Going through my latest issue of Details, I was amazed that the issue seemed to be almost all about the Canadian Football League. Regular readers will know that I’m a big fan of the Canadian game and even dedicated this very space to that subject in the previous issue. But there were a few other issues, and the one that caught my eye was Tommy Douglas. Officially the stamp has been issued to mark the birth of Medicare. But Douglas did much more, including heading up the first democratic socialist government in North America. His other achievements include forming Saskatchewan Power, the first provincially owned automotive insurance, and the Saskatchewan Bill of Rights, the first of its kind in Canada. But there can be no doubt, Medicare is his greatest legacy.
As one of many aging baby boomers I am past the age of 50. It doesn’t bother me, because part of me is pretty happy to have made it this far.
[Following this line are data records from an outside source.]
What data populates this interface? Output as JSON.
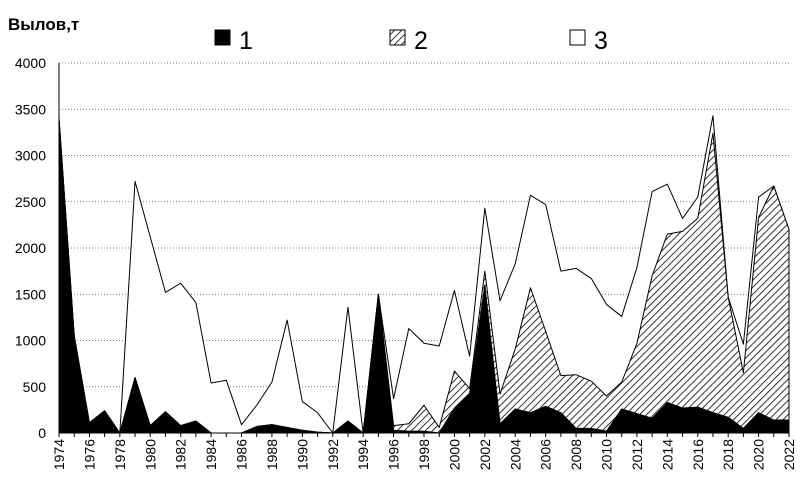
{
  "chart_data": {
    "type": "area",
    "ylabel": "Вылов,т",
    "ylim": [
      0,
      4000
    ],
    "yticks": [
      "0",
      "500",
      "1000",
      "1500",
      "2000",
      "2500",
      "3000",
      "3500",
      "4000"
    ],
    "xticks": [
      "1974",
      "1976",
      "1978",
      "1980",
      "1982",
      "1984",
      "1986",
      "1988",
      "1990",
      "1992",
      "1994",
      "1996",
      "1998",
      "2000",
      "2002",
      "2004",
      "2006",
      "2008",
      "2010",
      "2012",
      "2014",
      "2016",
      "2018",
      "2020",
      "2022"
    ],
    "x": [
      1974,
      1975,
      1976,
      1977,
      1978,
      1979,
      1980,
      1981,
      1982,
      1983,
      1984,
      1985,
      1986,
      1987,
      1988,
      1989,
      1990,
      1991,
      1992,
      1993,
      1994,
      1995,
      1996,
      1997,
      1998,
      1999,
      2000,
      2001,
      2002,
      2003,
      2004,
      2005,
      2006,
      2007,
      2008,
      2009,
      2010,
      2011,
      2012,
      2013,
      2014,
      2015,
      2016,
      2017,
      2018,
      2019,
      2020,
      2021,
      2022
    ],
    "grid": true,
    "legend_position": "top",
    "series": [
      {
        "name": "1",
        "pattern": "solid",
        "color": "#000000",
        "values": [
          3400,
          1050,
          110,
          240,
          0,
          600,
          80,
          230,
          80,
          130,
          0,
          0,
          0,
          70,
          90,
          60,
          30,
          10,
          0,
          130,
          0,
          1500,
          30,
          20,
          20,
          0,
          270,
          430,
          1600,
          100,
          260,
          220,
          290,
          220,
          50,
          50,
          20,
          260,
          210,
          160,
          330,
          270,
          280,
          220,
          170,
          50,
          220,
          140,
          140
        ]
      },
      {
        "name": "2",
        "pattern": "hatched",
        "color": "#000000",
        "values": [
          0,
          0,
          0,
          0,
          0,
          0,
          0,
          0,
          0,
          0,
          0,
          0,
          0,
          0,
          0,
          0,
          0,
          0,
          0,
          0,
          0,
          0,
          50,
          80,
          280,
          60,
          400,
          50,
          150,
          320,
          650,
          1350,
          810,
          400,
          580,
          510,
          380,
          290,
          760,
          1540,
          1820,
          1910,
          2040,
          3020,
          1300,
          600,
          2110,
          2530,
          2060
        ]
      },
      {
        "name": "3",
        "pattern": "white",
        "color": "#ffffff",
        "values": [
          0,
          0,
          0,
          0,
          0,
          2120,
          2040,
          1290,
          1540,
          1280,
          540,
          570,
          90,
          230,
          460,
          1160,
          310,
          210,
          0,
          1230,
          0,
          0,
          290,
          1030,
          670,
          880,
          870,
          350,
          680,
          1010,
          920,
          1000,
          1370,
          1130,
          1150,
          1110,
          990,
          710,
          820,
          910,
          540,
          140,
          230,
          190,
          0,
          310,
          220,
          0,
          0
        ]
      }
    ]
  }
}
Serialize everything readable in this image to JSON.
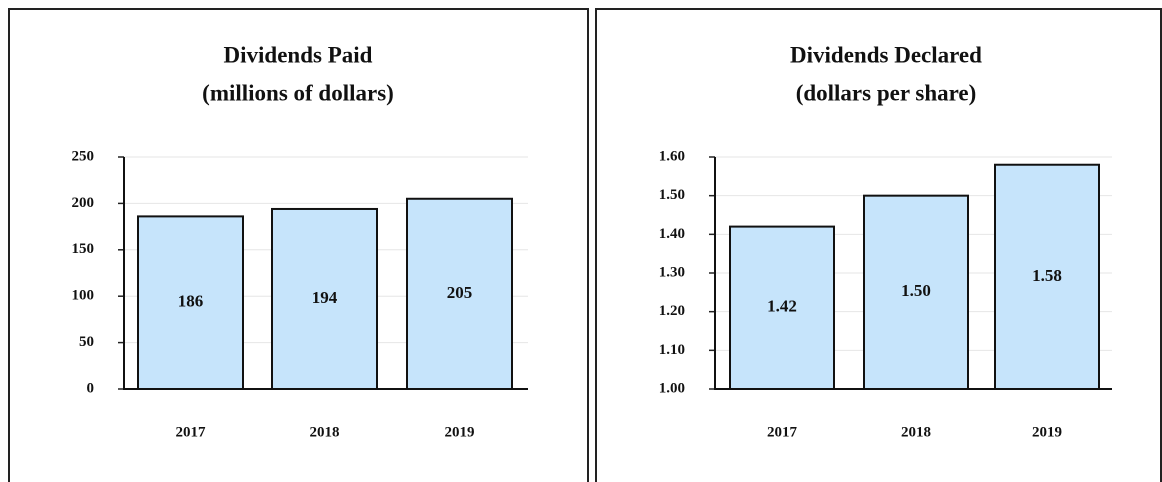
{
  "chart_data": [
    {
      "type": "bar",
      "title": "Dividends Paid",
      "subtitle": "(millions of dollars)",
      "categories": [
        "2017",
        "2018",
        "2019"
      ],
      "values": [
        186,
        194,
        205
      ],
      "color": "#c6e4fb",
      "ylim": [
        0,
        250
      ],
      "yticks": [
        0,
        50,
        100,
        150,
        200,
        250
      ],
      "grid": true
    },
    {
      "type": "bar",
      "title": "Dividends Declared",
      "subtitle": "(dollars per share)",
      "categories": [
        "2017",
        "2018",
        "2019"
      ],
      "values": [
        1.42,
        1.5,
        1.58
      ],
      "value_labels": [
        "1.42",
        "1.50",
        "1.58"
      ],
      "color": "#c6e4fb",
      "ylim": [
        1,
        1.6
      ],
      "yticks": [
        {
          "value": 1,
          "label": "1.00"
        },
        {
          "value": 1.1,
          "label": "1.10"
        },
        {
          "value": 1.2,
          "label": "1.20"
        },
        {
          "value": 1.3,
          "label": "1.30"
        },
        {
          "value": 1.4,
          "label": "1.40"
        },
        {
          "value": 1.5,
          "label": "1.50"
        },
        {
          "value": 1.6,
          "label": "1.60"
        }
      ],
      "grid": true
    }
  ]
}
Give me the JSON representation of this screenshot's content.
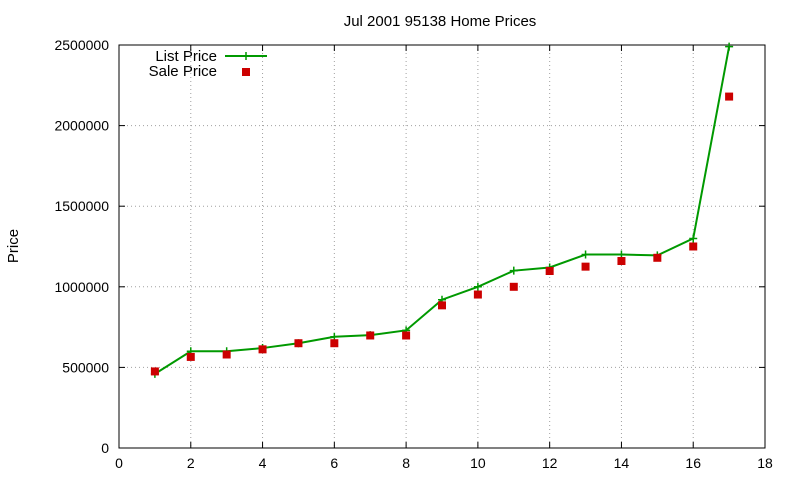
{
  "chart_data": {
    "type": "line",
    "title": "Jul 2001 95138 Home Prices",
    "xlabel": "",
    "ylabel": "Price",
    "xlim": [
      0,
      18
    ],
    "ylim": [
      0,
      2500000
    ],
    "x_ticks": [
      0,
      2,
      4,
      6,
      8,
      10,
      12,
      14,
      16,
      18
    ],
    "y_ticks": [
      0,
      500000,
      1000000,
      1500000,
      2000000,
      2500000
    ],
    "x_tick_labels": [
      "0",
      "2",
      "4",
      "6",
      "8",
      "10",
      "12",
      "14",
      "16",
      "18"
    ],
    "y_tick_labels": [
      "0",
      "500000",
      "1000000",
      "1500000",
      "2000000",
      "2500000"
    ],
    "grid": true,
    "legend_position": "top-left",
    "series": [
      {
        "name": "List Price",
        "style": "line-with-plus-markers",
        "color": "#009900",
        "x": [
          1,
          2,
          3,
          4,
          5,
          6,
          7,
          8,
          9,
          10,
          11,
          12,
          13,
          14,
          15,
          16,
          17
        ],
        "values": [
          460000,
          600000,
          600000,
          620000,
          650000,
          690000,
          700000,
          730000,
          920000,
          1000000,
          1100000,
          1120000,
          1200000,
          1200000,
          1195000,
          1300000,
          2490000
        ]
      },
      {
        "name": "Sale Price",
        "style": "square-markers",
        "color": "#cc0000",
        "x": [
          1,
          2,
          3,
          4,
          5,
          6,
          7,
          8,
          9,
          10,
          11,
          12,
          13,
          14,
          15,
          16,
          17
        ],
        "values": [
          475000,
          565000,
          580000,
          612000,
          650000,
          650000,
          698000,
          698000,
          885000,
          952000,
          1000000,
          1098000,
          1125000,
          1160000,
          1180000,
          1250000,
          2180000
        ]
      }
    ]
  }
}
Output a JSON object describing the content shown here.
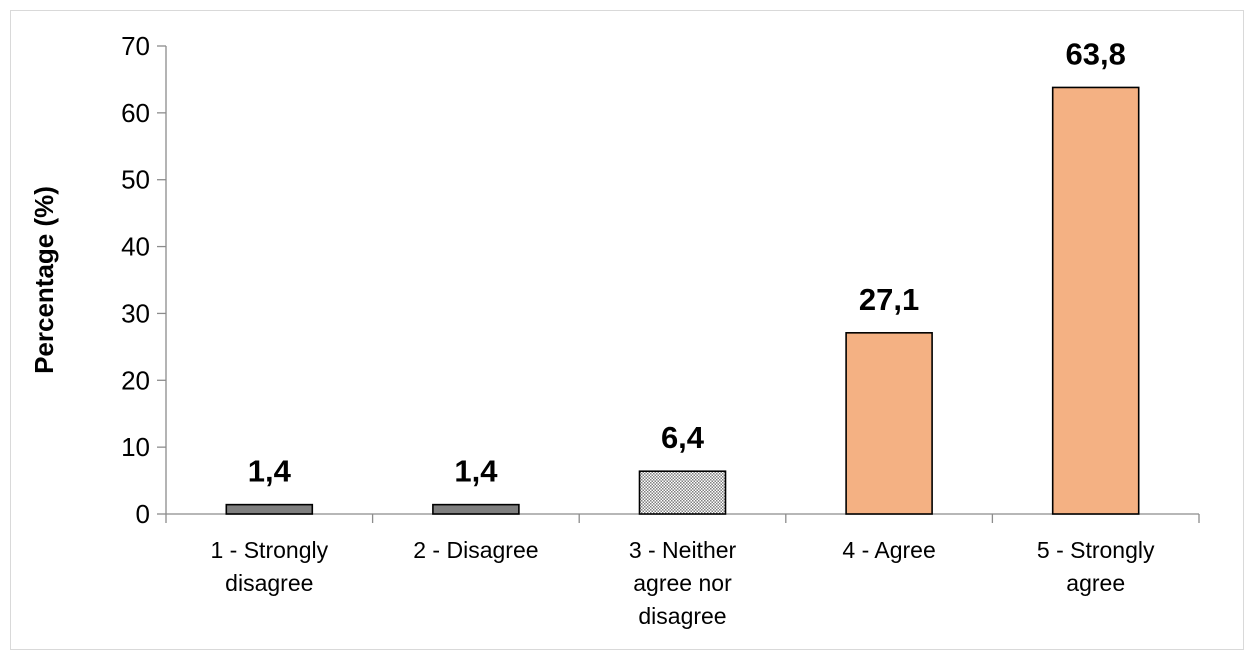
{
  "chart_data": {
    "type": "bar",
    "title": "",
    "xlabel": "",
    "ylabel": "Percentage (%)",
    "ylim": [
      0,
      70
    ],
    "yticks": [
      0,
      10,
      20,
      30,
      40,
      50,
      60,
      70
    ],
    "categories": [
      [
        "1 - Strongly",
        "disagree"
      ],
      [
        "2 - Disagree"
      ],
      [
        "3 - Neither",
        "agree nor",
        "disagree"
      ],
      [
        "4 - Agree"
      ],
      [
        "5 - Strongly",
        "agree"
      ]
    ],
    "values": [
      1.4,
      1.4,
      6.4,
      27.1,
      63.8
    ],
    "value_labels": [
      "1,4",
      "1,4",
      "6,4",
      "27,1",
      "63,8"
    ],
    "bar_styles": [
      "dark-gray",
      "dark-gray",
      "dotted-pattern",
      "orange",
      "orange"
    ],
    "colors": {
      "dark-gray": "#7f7f7f",
      "dotted-pattern": "#bfbfbf",
      "orange": "#f4b183",
      "bar-outline": "#000000",
      "axis": "#8c8c8c"
    },
    "grid": false,
    "legend": "none"
  }
}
It also means that there are a lot of things around that are younger than me, one of them is that Canadian institution Medicare. We call it by different names in different parts of Canada, but across the board Canadians have come to believe that everyone should have access to health care, regardless of their financial status. It has become such a distinctive part of our identity, we often forget that it wasn’t the case when many of us were born. I know, because we were a struggling immigrant family when I was born, so I entered this world at a hospital run by the Salvation Army. There are a few things that sometimes get missed in the story of Medicare and Tommy Douglas.
For one thing, Saskatchewan started working towards universal health care in the 1940s, Alberta introduced public health care in 1950, and Medicare was 50 per cent funded by the federal government, under an act passed by the government of Louis St. Laurent in 1957. That act set five conditions for support: public administration, comprehensiveness, universality, portability, and accessibility. Prior to Saskatchewan’s Medical Care Insurance Act of 1962 all 10 provinces were developing Medicare programs. What made Saskatchewan special is that the Federal funding was used to fund the services of physicians. The successes in the prairies led to the creation of a national Medicare system in 1966.
That short history lesson reminds us that something we have come to take for granted really is quite a recent innovation. So it is nice to see a stamp that reminds us that this part of our identity is so very new; much newer than Confederation. It contrasts nicely with last month’s stamps for the War of 1812. Those stamps remind us of a part of our identity which is very old; much older than Confederation. What’s more, both these issues speak to present-day Canadians, even those who have only recently arrived. I often joke that Canadians often define themselves in two ways: one, that they have universal health care, and two, that they are not residents of the United States. If that’s the case, these stamps are very truly Canadian.